A questão do ovo ou da galinha ganha um viés científico quando se trata de determinar se a produção de oxigênio pela fotossíntese ou seu consumo pelo metabolismo aeróbico (como a respiração) surgiu primeiro. Uma descoberta casual pode trazer uma resposta para esse mistério da evolução.
Uma equipe internacional de investigadores identificou uma molécula que pode ser o elo perdido entre a fotossíntese e o metabolismo aeróbico. Essa molécula, chamada metil-plastoquinona, foi encontrada numa bactéria que utiliza nitrogênio, a Nitrospirota, e apresenta características semelhantes às usadas pelas plantas para a fotossíntese.
As quinonas, moléculas presentes em todas as formas de vida, eram até agora classificadas em duas categorias: aquelas que requerem oxigênio e aquelas que não o requerem. A descoberta da metil-plastoquinona sugere a existência de um terceiro tipo, potencialmente na origem das outras duas.
Esta descoberta lança uma nova luz sobre o Grande Evento de Oxidação, um período há cerca de 2,3 a 2,4 bilhões de anos, quando as cianobactérias começaram a produzir oxigênio em quantidades significativas através da fotossíntese. A presença da metil-plastoquinona em bactérias que respiravam oxigênio antes desse período sugere que algumas bactérias já tinham a capacidade de utilizar oxigênio antes mesmo de as cianobactérias começarem a produzi-lo.

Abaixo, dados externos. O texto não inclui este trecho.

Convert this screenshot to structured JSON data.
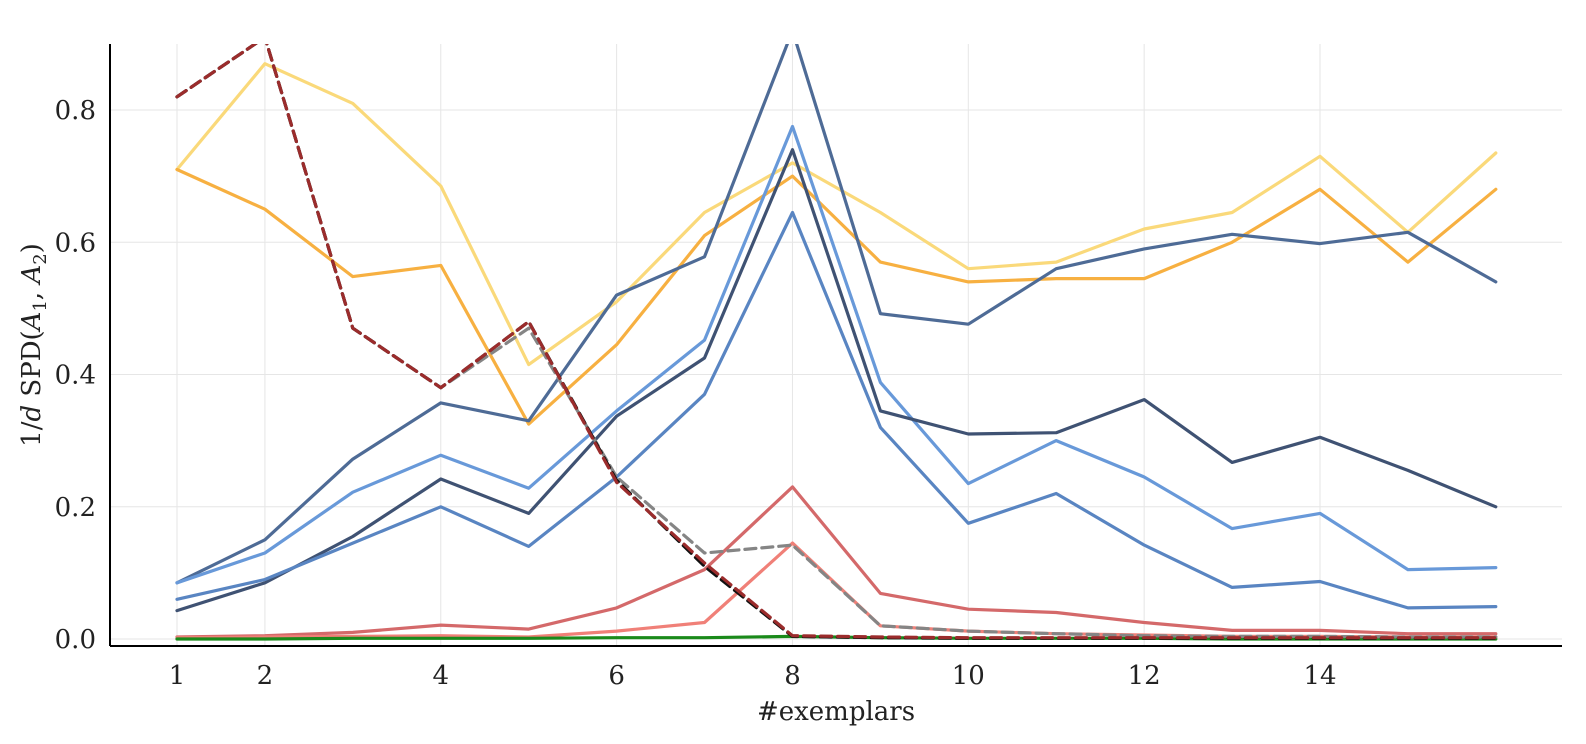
{
  "chart_data": {
    "type": "line",
    "xlabel": "#exemplars",
    "ylabel": "1/d SPD(A1, A2)",
    "ylabel_parts": {
      "prefix": "1/",
      "d": "d",
      "spd": " SPD(",
      "a": "A",
      "sub1": "1",
      "comma": ", ",
      "sub2": "2",
      "close": ")"
    },
    "xlim": [
      0.5,
      16.8
    ],
    "ylim": [
      -0.005,
      0.9
    ],
    "xticks": [
      1,
      2,
      4,
      6,
      8,
      10,
      12,
      14
    ],
    "yticks": [
      0.0,
      0.2,
      0.4,
      0.6,
      0.8
    ],
    "ytick_labels": [
      "0.0",
      "0.2",
      "0.4",
      "0.6",
      "0.8"
    ],
    "grid": true,
    "x": [
      1,
      2,
      3,
      4,
      5,
      6,
      7,
      8,
      9,
      10,
      11,
      12,
      13,
      14,
      15,
      16
    ],
    "series": [
      {
        "color": "#fad97a",
        "style": "solid",
        "values": [
          0.71,
          0.87,
          0.81,
          0.685,
          0.415,
          0.51,
          0.645,
          0.72,
          0.645,
          0.56,
          0.57,
          0.62,
          0.645,
          0.73,
          0.615,
          0.735
        ]
      },
      {
        "color": "#f7b041",
        "style": "solid",
        "values": [
          0.71,
          0.65,
          0.548,
          0.565,
          0.325,
          0.445,
          0.61,
          0.7,
          0.57,
          0.54,
          0.545,
          0.545,
          0.6,
          0.68,
          0.57,
          0.68
        ]
      },
      {
        "color": "#4e6b96",
        "style": "solid",
        "values": [
          0.085,
          0.15,
          0.272,
          0.357,
          0.33,
          0.52,
          0.578,
          0.92,
          0.492,
          0.476,
          0.56,
          0.59,
          0.612,
          0.598,
          0.615,
          0.54
        ]
      },
      {
        "color": "#6899d9",
        "style": "solid",
        "values": [
          0.085,
          0.13,
          0.222,
          0.278,
          0.228,
          0.345,
          0.452,
          0.775,
          0.388,
          0.235,
          0.3,
          0.245,
          0.167,
          0.19,
          0.105,
          0.108
        ]
      },
      {
        "color": "#3f5273",
        "style": "solid",
        "values": [
          0.043,
          0.085,
          0.155,
          0.242,
          0.19,
          0.337,
          0.425,
          0.74,
          0.345,
          0.31,
          0.312,
          0.362,
          0.267,
          0.305,
          0.255,
          0.2
        ]
      },
      {
        "color": "#5985c2",
        "style": "solid",
        "values": [
          0.06,
          0.09,
          0.145,
          0.2,
          0.14,
          0.245,
          0.37,
          0.645,
          0.32,
          0.175,
          0.22,
          0.142,
          0.078,
          0.087,
          0.047,
          0.049
        ]
      },
      {
        "color": "#d4696a",
        "style": "solid",
        "values": [
          0.003,
          0.005,
          0.01,
          0.021,
          0.015,
          0.047,
          0.105,
          0.23,
          0.069,
          0.045,
          0.04,
          0.025,
          0.013,
          0.013,
          0.008,
          0.008
        ]
      },
      {
        "color": "#f08078",
        "style": "solid",
        "values": [
          0.002,
          0.003,
          0.004,
          0.005,
          0.003,
          0.012,
          0.025,
          0.145,
          0.02,
          0.012,
          0.008,
          0.006,
          0.004,
          0.004,
          0.003,
          0.003
        ]
      },
      {
        "color": "#1a8a1a",
        "style": "solid",
        "values": [
          0.0,
          0.0,
          0.001,
          0.001,
          0.001,
          0.002,
          0.002,
          0.004,
          0.002,
          0.001,
          0.001,
          0.001,
          0.0,
          0.0,
          0.0,
          0.0
        ]
      },
      {
        "color": "#858585",
        "style": "dashed",
        "values": [
          0.82,
          0.91,
          0.47,
          0.38,
          0.47,
          0.245,
          0.13,
          0.142,
          0.02,
          0.012,
          0.008,
          0.005,
          0.004,
          0.004,
          0.003,
          0.003
        ]
      },
      {
        "color": "#111111",
        "style": "dashed",
        "values": [
          0.82,
          0.91,
          0.47,
          0.38,
          0.48,
          0.24,
          0.11,
          0.004,
          0.002,
          0.001,
          0.001,
          0.001,
          0.001,
          0.001,
          0.001,
          0.001
        ]
      },
      {
        "color": "#9b2c2c",
        "style": "dashed",
        "values": [
          0.82,
          0.91,
          0.47,
          0.38,
          0.48,
          0.237,
          0.115,
          0.005,
          0.003,
          0.002,
          0.002,
          0.002,
          0.002,
          0.002,
          0.002,
          0.002
        ]
      }
    ]
  }
}
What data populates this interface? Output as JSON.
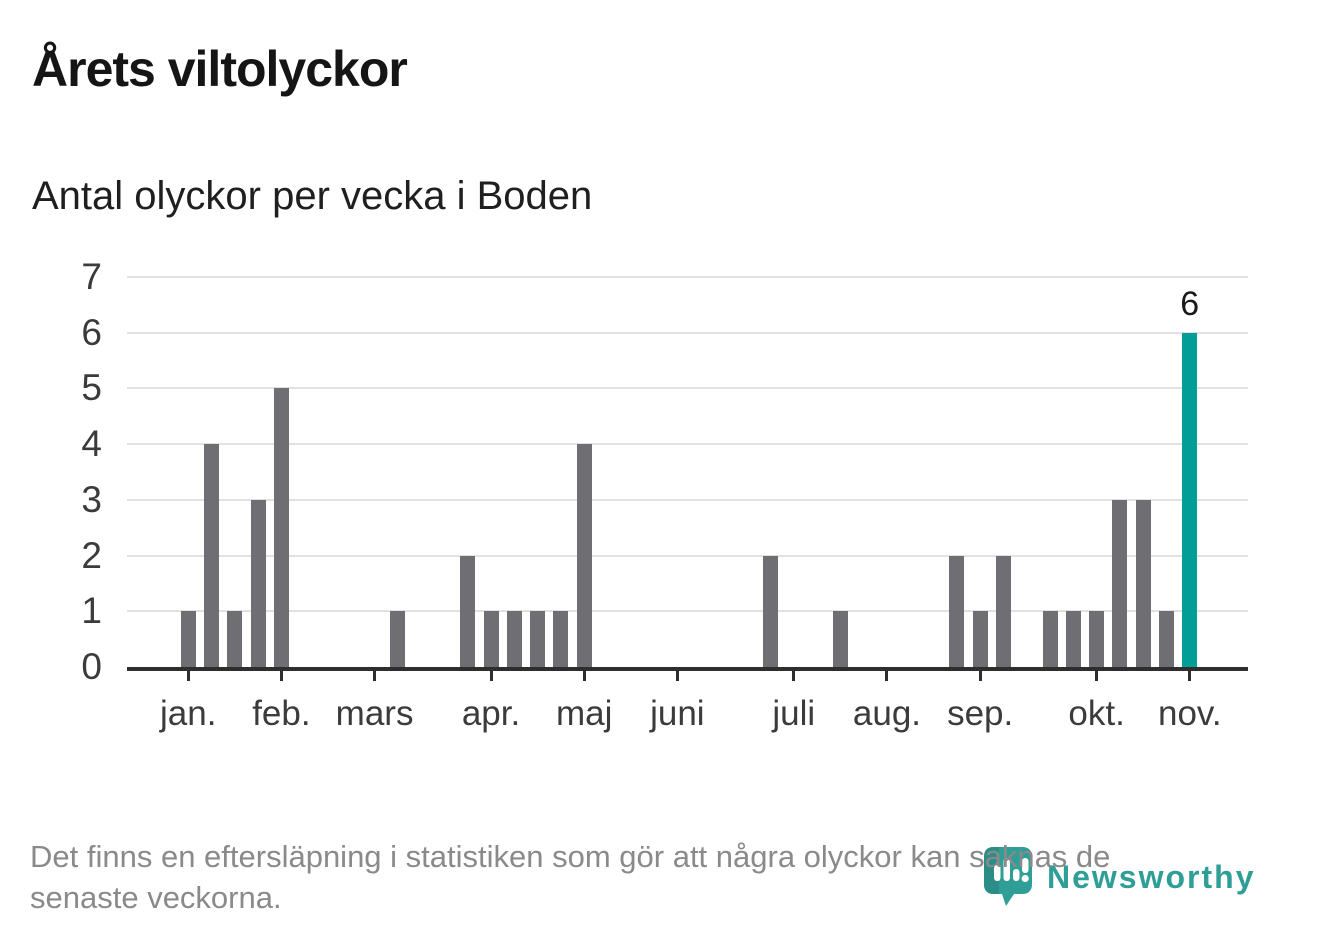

Os investigadores acreditam que essa molécula é uma cápsula do tempo, um fóssil vivo que sobreviveu por mais de 2 bilhões de anos. Ela pode ser a forma ancestral das quinonas, que posteriormente se diversificaram para dar origem às usadas pelas plantas e pelas mitocôndrias humanas.
Este estudo, publicado nos
Proceedings of the National Academy of Sciences, abre novas perspectivas sobre a evolução do metabolismo aeróbico e a forma como os organismos aprenderam a respirar oxigênio com segurança. Ele também destaca a sofisticação dos sistemas químicos que permitem que nossas células sobrevivam num ambiente rico em oxigênio.
Felix Elling, ex-investigador pós-doutoral em Harvard e autor principal do estudo.
Crédito: Felix Elling
Esta pesquisa também destaca a importância dos mecanismos de proteção contra os danos causados pelo oxigênio, que permitiram a diversificação da vida como a conhecemos hoje. A descoberta da metil-plastoquinona pode ser a chave para entender como a vida evoluiu para se adaptar a um mundo rico em oxigênio.
O que é o Grande Evento de Oxidação?
O Grande Evento de Oxidação é um período crucial na história da Terra, ocorrido há cerca de 2,3 a 2,4 bilhões de anos. Ele marca o momento em que as cianobactérias, um tipo de alga, começaram a produzir oxigênio em quantidades significativas através da fotossíntese.
Essa produção de oxigênio transformou radicalmente a atmosfera terrestre, tornando-a rica em oxigênio e propícia à vida aeróbica. Antes desse evento, a atmosfera terrestre era pobre em oxigênio, e a vida era principalmente anaeróbica.
O Grande Evento de Oxidação permitiu o surgimento e a diversificação dos organismos aeróbicos, que utilizam oxigênio para o seu metabolismo. Isso abriu caminho para a complexificação da vida na Terra, levando finalmente ao aparecimento de organismos multicelulares e, muito mais tarde, dos seres humanos.
No entanto, o aumento do oxigênio na atmosfera também provocou mudanças ambientais significativas, incluindo extinções em massa de organismos anaeróbicos que não conseguiam tolerar os níveis elevados de oxigênio.
Como as quinonas influenciam o metabolismo?
As quinonas são moléculas essenciais presentes em todas as formas de vida. Elas desempenham um papel crucial nos processos metabólicos, especialmente na cadeia de transporte de elétrons, que é fundamental para a produção de energia nas células.
Existem dois tipos principais de quinonas: as quinonas aeróbicas, que requerem oxigênio para funcionar, e as quinonas anaeróbicas, que não o requerem. As quinonas aeróbicas são usadas pelas plantas para a fotossíntese e por animais e bactérias para respirar.
A descoberta da metil-plastoquinona, uma terceira variante de quinona, sugere uma transição evolutiva entre as quinonas anaeróbicas e aeróbicas. Essa molécula pode ser um elo perdido na evolução do metabolismo aeróbico.
As quinonas são, portanto, fundamentais para entender como os organismos evoluíram para utilizar o oxigênio de forma eficiente e segura, permitindo assim a diversificação da vida na Terra.